アリスが技術の粋を結集して作ったボディは吸血鬼の怪力で殴り飛ばされても何の痛痒もないらしい。リヒトは泰然とフランドールの前に降り立った。予想通りの頑強さにフランドールは嬉しくなった。
「お姉様の代わりにフランがお兄ちゃんに可愛がってもらうね」
「リヒト・リーベと名前をいただきましたよ」
「ふーーーん。私はフラン。フランドール・スカーレットよ。よろしくね」
「ええ、こちらこそよろしく。それでは次はこちらの番でよろしいでしょうか?」
「いいよぉ。当てられたらね!」
フランドールは花開くように笑った。あどけない笑顔にリヒトも笑みを返した。フランドールは思わず見とれた。レミリアより五歳年下の幼い吸血鬼でも、やはり女だ。女は生まれた時から女なのだ。この美貌の前なら男も女の関係ないだろうが。
「あっ……」
見とれていたが、それとは関係なく避けようとも思わなかった。
フランドールはリヒトの腹をこれでもかと殴り飛ばした。だからリヒトも殴りかかってくると思った。なのにリヒトは優しく手を伸ばしてきた。繊細な手付きで頬を撫でられ、思わず手を重ねてしまう。
「え……」
「ただ当てるだけだと吹き飛ぶだけと覚えましたので」
頬を撫でていた手が、フランドールの細い首筋を掴んだ。反対側の手が拳を作り、弓を引き絞るように大きく引かれる。

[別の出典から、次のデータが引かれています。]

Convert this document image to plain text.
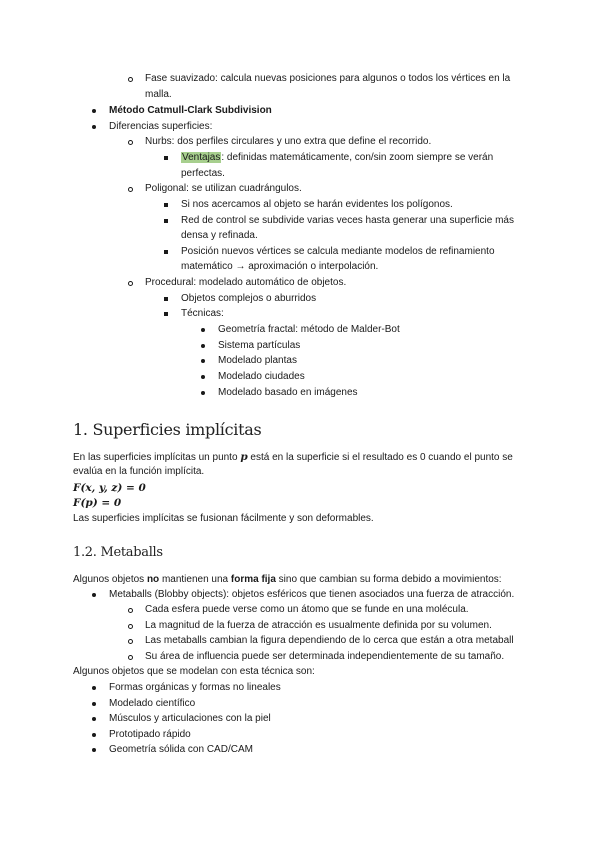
Fase suavizado: calcula nuevas posiciones para algunos o todos los vértices en la
malla.
Método Catmull-Clark Subdivision
Diferencias superficies:
Nurbs: dos perfiles circulares y uno extra que define el recorrido.
Ventajas: definidas matemáticamente, con/sin zoom siempre se verán
perfectas.
Poligonal: se utilizan cuadrángulos.
Si nos acercamos al objeto se harán evidentes los polígonos.
Red de control se subdivide varias veces hasta generar una superficie más
densa y refinada.
Posición nuevos vértices se calcula mediante modelos de refinamiento
matemático → aproximación o interpolación.
Procedural: modelado automático de objetos.
Objetos complejos o aburridos
Técnicas:
Geometría fractal: método de Malder-Bot
Sistema partículas
Modelado plantas
Modelado ciudades
Modelado basado en imágenes
1. Superficies implícitas
En las superficies implícitas un punto p está en la superficie si el resultado es 0 cuando el punto se
evalúa en la función implícita.
F(x, y, z) = 0
F(p) = 0
Las superficies implícitas se fusionan fácilmente y son deformables.
1.2. Metaballs
Algunos objetos no mantienen una forma fija sino que cambian su forma debido a movimientos:
Metaballs (Blobby objects): objetos esféricos que tienen asociados una fuerza de atracción.
Cada esfera puede verse como un átomo que se funde en una molécula.
La magnitud de la fuerza de atracción es usualmente definida por su volumen.
Las metaballs cambian la figura dependiendo de lo cerca que están a otra metaball
Su área de influencia puede ser determinada independientemente de su tamaño.
Algunos objetos que se modelan con esta técnica son:
Formas orgánicas y formas no lineales
Modelado científico
Músculos y articulaciones con la piel
Prototipado rápido
Geometría sólida con CAD/CAM
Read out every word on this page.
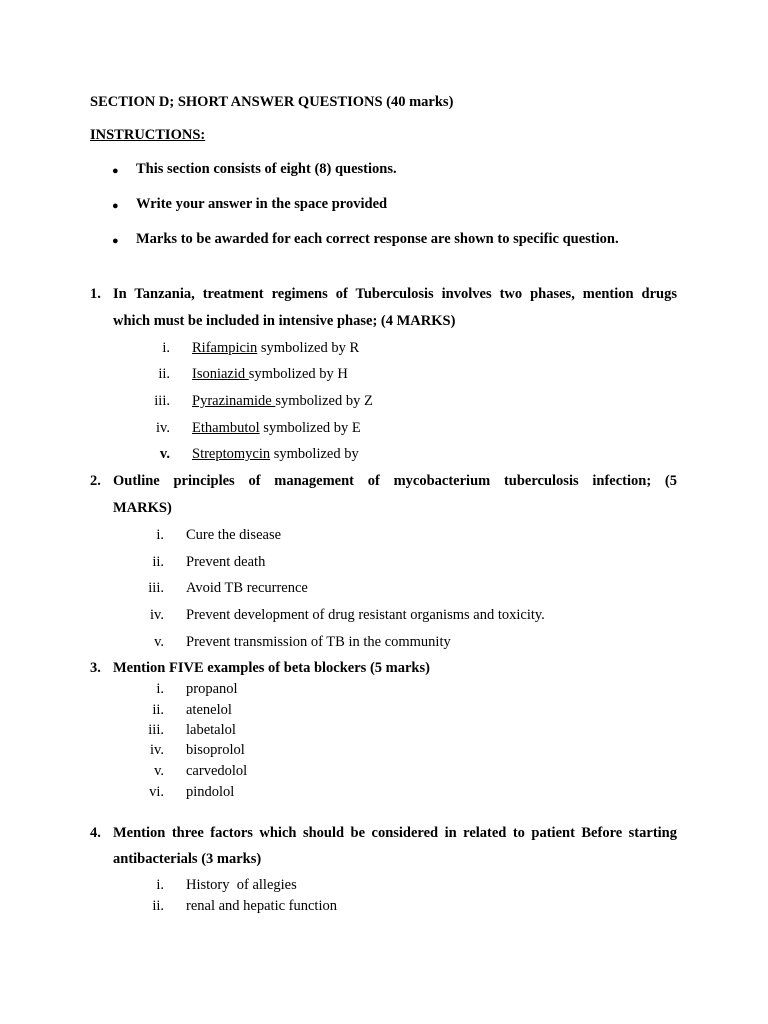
SECTION D; SHORT ANSWER QUESTIONS (40 marks)
INSTRUCTIONS:
● This section consists of eight (8) questions.
● Write your answer in the space provided
● Marks to be awarded for each correct response are shown to specific question.
1. In Tanzania, treatment regimens of Tuberculosis involves two phases, mention drugs
which must be included in intensive phase; (4 MARKS)
i. Rifampicin symbolized by R
ii. Isoniazid symbolized by H
iii. Pyrazinamide symbolized by Z
iv. Ethambutol symbolized by E
v. Streptomycin symbolized by
2. Outline principles of management of mycobacterium tuberculosis infection; (5
MARKS)
i. Cure the disease
ii. Prevent death
iii. Avoid TB recurrence
iv. Prevent development of drug resistant organisms and toxicity.
v. Prevent transmission of TB in the community
3. Mention FIVE examples of beta blockers (5 marks)
i. propanol
ii. atenelol
iii. labetalol
iv. bisoprolol
v. carvedolol
vi. pindolol
4. Mention three factors which should be considered in related to patient Before starting
antibacterials (3 marks)
i. History  of allegies
ii. renal and hepatic function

あっと思ったときは終わりだった。石のように硬く握られ岩のように重い拳が、矢のように風のように飛んできた。
あれが当たったら痛いだろうなあ顔がへっこんじゃうだろうなあもしかしたら死んじゃうかも、でも吸血鬼だから復活できるかな? 手が千切れたことはあったけど顔がなくなったことはまだなかったっけ、最後にお姉様の泣き顔が見れて面白かったなあ。
ほんの一瞬で、雷が天から地に落ちる僅かな時間で、フランドールの脳裏を様々な思いが過ぎった。手や足はまだ動かせるけど、順番と決めたのはフランドールだ。だから受けなければいけない。
「やめなさい!」
パチュリーの声が寸前で止めた。
拳はフランドールの鼻先にほんの少しだけ触れ、拳圧が巻き起こす暴風が顔にぶつかり金髪を靡かせた。

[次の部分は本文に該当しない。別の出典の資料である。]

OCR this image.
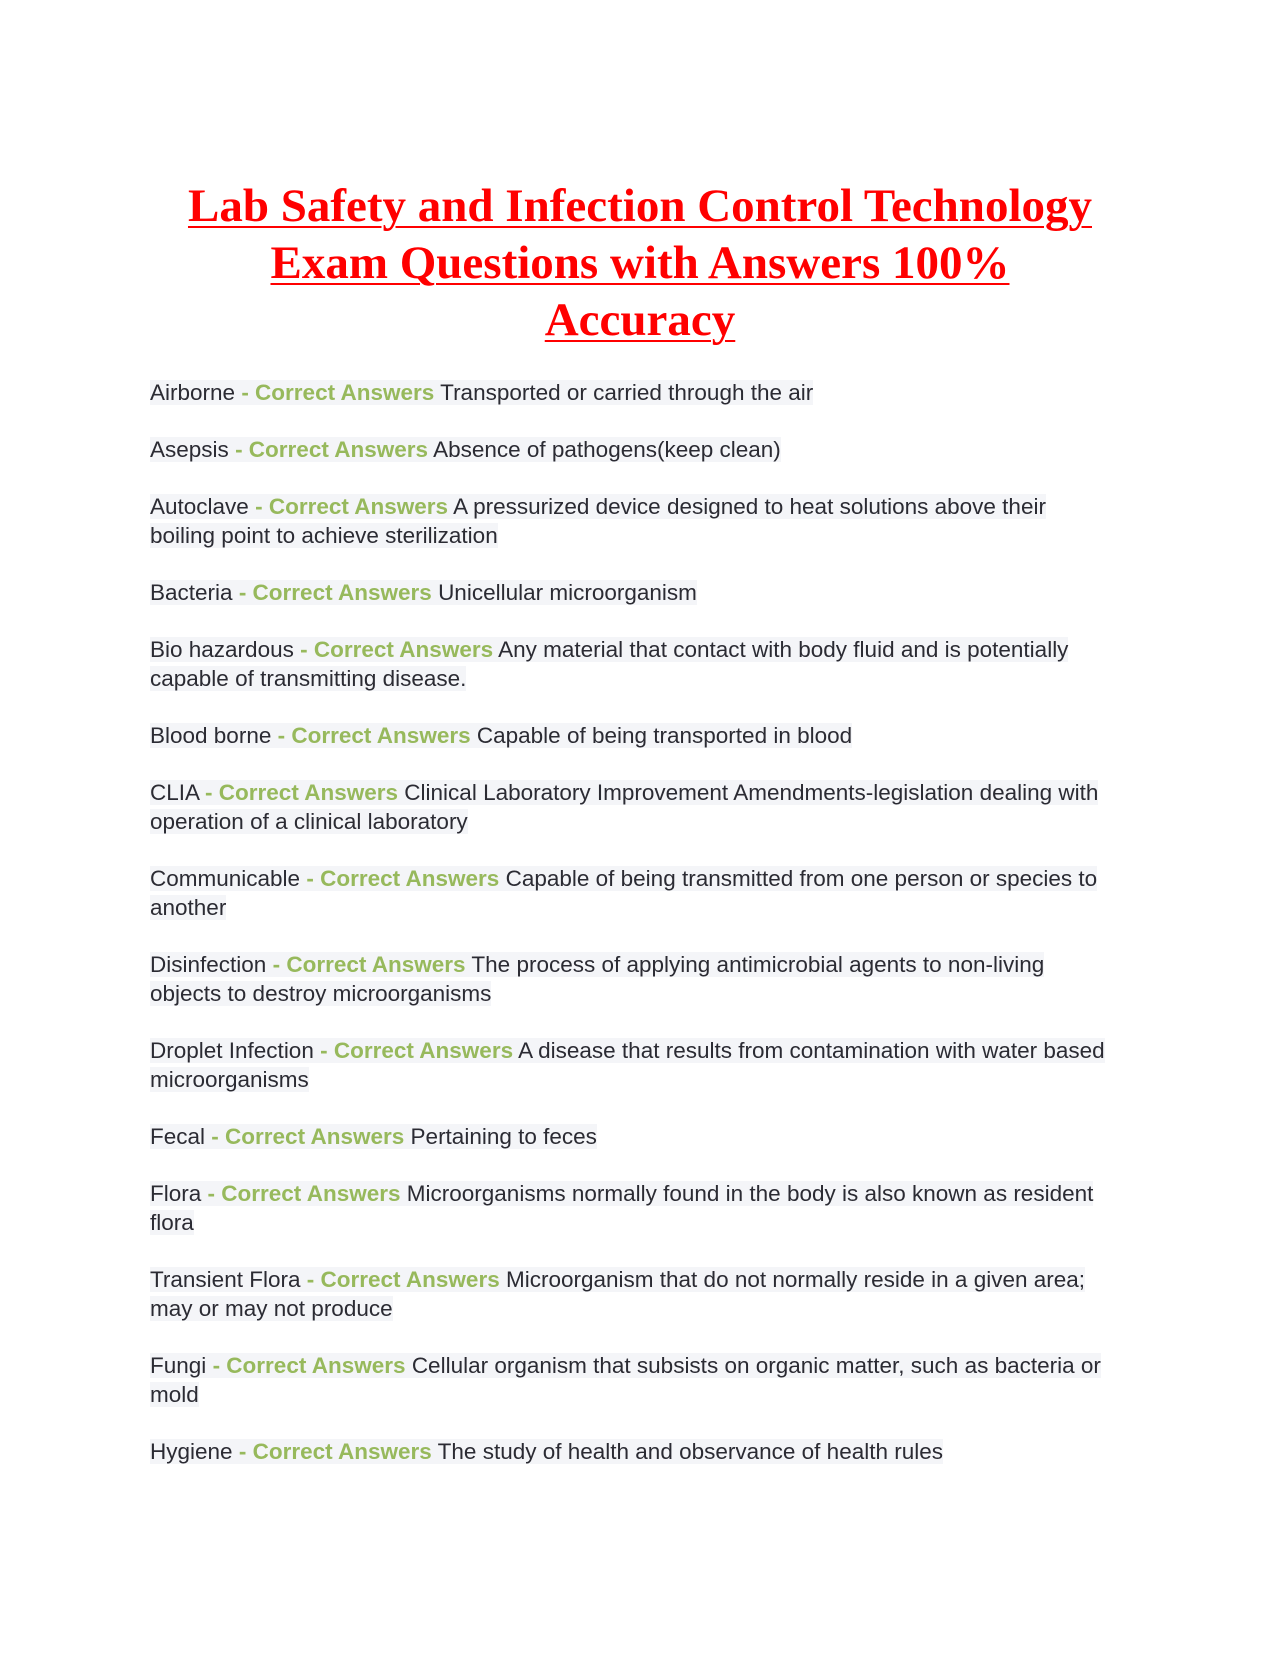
Lab Safety and Infection Control Technology
Exam Questions with Answers 100%
Accuracy
Airborne - Correct Answers Transported or carried through the air
Asepsis - Correct Answers Absence of pathogens(keep clean)
Autoclave - Correct Answers A pressurized device designed to heat solutions above their boiling point to achieve sterilization
Bacteria - Correct Answers Unicellular microorganism
Bio hazardous - Correct Answers Any material that contact with body fluid and is potentially capable of transmitting disease.
Blood borne - Correct Answers Capable of being transported in blood
CLIA - Correct Answers Clinical Laboratory Improvement Amendments-legislation dealing with operation of a clinical laboratory
Communicable - Correct Answers Capable of being transmitted from one person or species to another
Disinfection - Correct Answers The process of applying antimicrobial agents to non-living objects to destroy microorganisms
Droplet Infection - Correct Answers A disease that results from contamination with water based microorganisms
Fecal - Correct Answers Pertaining to feces
Flora - Correct Answers Microorganisms normally found in the body is also known as resident flora
Transient Flora - Correct Answers Microorganism that do not normally reside in a given area; may or may not produce
Fungi - Correct Answers Cellular organism that subsists on organic matter, such as bacteria or mold
Hygiene - Correct Answers The study of health and observance of health rules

可愛らしくつんとした鼻から、つつつと血が流れてきた。吸血鬼の回復能力なら鼻血は一瞬で止まる。流れた血は唇まで届く前に止まった。
「吸血鬼の血か」
「ふえっ!?」
首筋は掴んだまま。ぐいと引き寄せ、拳を作っていた手は開かれてフランドールの顎を掴んだ。上を向かせ、リヒトは頭二つは背丈が違うフランドールに合わせるため、身を屈めた。

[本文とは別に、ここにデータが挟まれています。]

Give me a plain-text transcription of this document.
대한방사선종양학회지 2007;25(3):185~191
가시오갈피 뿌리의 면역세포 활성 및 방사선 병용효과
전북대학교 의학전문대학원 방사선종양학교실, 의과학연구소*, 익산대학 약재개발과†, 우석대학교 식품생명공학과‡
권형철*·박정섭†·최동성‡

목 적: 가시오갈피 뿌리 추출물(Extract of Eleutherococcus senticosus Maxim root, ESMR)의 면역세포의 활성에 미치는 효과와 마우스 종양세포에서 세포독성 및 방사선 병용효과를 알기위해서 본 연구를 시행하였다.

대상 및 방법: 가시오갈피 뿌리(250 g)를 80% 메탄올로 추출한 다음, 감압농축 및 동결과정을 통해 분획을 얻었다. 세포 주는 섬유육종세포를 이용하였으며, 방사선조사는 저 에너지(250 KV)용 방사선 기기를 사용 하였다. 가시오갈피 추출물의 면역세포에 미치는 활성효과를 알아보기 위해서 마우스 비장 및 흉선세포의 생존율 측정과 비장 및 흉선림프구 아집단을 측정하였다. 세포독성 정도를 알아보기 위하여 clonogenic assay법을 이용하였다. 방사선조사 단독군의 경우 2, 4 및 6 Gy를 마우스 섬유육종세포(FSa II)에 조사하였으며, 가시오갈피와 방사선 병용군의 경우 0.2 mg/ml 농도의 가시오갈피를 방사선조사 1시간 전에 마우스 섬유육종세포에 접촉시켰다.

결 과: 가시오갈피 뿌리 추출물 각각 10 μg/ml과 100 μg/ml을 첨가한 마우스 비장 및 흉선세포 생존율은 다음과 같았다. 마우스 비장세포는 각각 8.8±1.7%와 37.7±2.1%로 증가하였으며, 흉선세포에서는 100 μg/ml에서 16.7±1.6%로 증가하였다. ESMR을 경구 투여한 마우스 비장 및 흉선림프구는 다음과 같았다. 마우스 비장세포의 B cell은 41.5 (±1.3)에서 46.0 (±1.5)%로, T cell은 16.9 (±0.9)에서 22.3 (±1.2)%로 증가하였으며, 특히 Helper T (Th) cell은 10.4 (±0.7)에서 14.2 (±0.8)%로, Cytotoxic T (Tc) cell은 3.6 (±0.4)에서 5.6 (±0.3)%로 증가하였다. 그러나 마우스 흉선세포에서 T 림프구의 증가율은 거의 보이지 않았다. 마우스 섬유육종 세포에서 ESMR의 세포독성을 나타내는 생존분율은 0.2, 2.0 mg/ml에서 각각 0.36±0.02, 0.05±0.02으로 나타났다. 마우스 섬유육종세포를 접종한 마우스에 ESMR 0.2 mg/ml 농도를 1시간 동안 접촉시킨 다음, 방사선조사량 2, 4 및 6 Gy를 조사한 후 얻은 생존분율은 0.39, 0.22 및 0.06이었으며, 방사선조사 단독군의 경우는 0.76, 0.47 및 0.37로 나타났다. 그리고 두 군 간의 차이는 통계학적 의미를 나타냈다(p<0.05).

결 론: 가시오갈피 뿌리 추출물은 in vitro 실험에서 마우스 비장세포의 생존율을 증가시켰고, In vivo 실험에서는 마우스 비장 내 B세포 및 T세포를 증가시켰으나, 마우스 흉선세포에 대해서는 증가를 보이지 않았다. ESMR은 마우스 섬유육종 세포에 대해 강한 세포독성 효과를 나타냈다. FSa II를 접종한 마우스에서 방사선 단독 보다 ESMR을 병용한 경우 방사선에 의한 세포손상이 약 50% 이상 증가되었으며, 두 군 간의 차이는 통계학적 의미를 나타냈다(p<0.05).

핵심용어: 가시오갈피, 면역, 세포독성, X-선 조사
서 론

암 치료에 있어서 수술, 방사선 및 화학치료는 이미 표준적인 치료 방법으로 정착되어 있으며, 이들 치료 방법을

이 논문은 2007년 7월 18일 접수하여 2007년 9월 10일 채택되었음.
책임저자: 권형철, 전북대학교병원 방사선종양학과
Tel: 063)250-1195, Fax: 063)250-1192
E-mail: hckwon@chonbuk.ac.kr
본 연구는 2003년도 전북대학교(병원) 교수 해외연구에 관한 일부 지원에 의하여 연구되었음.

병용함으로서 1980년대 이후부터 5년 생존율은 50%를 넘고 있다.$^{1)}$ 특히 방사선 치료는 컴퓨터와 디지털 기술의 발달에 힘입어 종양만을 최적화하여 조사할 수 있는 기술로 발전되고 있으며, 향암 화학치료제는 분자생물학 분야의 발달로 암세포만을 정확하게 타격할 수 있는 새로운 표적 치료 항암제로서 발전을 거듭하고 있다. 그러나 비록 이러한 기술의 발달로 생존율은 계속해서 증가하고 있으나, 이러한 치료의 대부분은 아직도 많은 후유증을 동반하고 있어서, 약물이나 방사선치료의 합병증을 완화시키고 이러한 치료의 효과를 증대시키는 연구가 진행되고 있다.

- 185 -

フランドールの鼻と唇の間。流れ出たばかりの鮮血に口を付けた。
赤い舌がフランドールの肌を舐めた。鼻にも触れた。フランドールの主観では、間違いなく唇にも触れた。この美しい人が自分の唇を舐めている!
唇が離れたとき、綺麗に舐めとられたばかりなのにフランドールの鼻からは一筋の血が流れ出ていた。今度は止まらず、唇を濡らし、顎まで届いた。
リヒトは怪訝に首を傾げながらもう一度体を屈めて、
「いつっ!」
側頭部をチクリとやられた。
アリスが操る上海人形と蓬莱人形が、身の丈ほどもある長大なランスを構えてチャージアタックを敢行したのだ。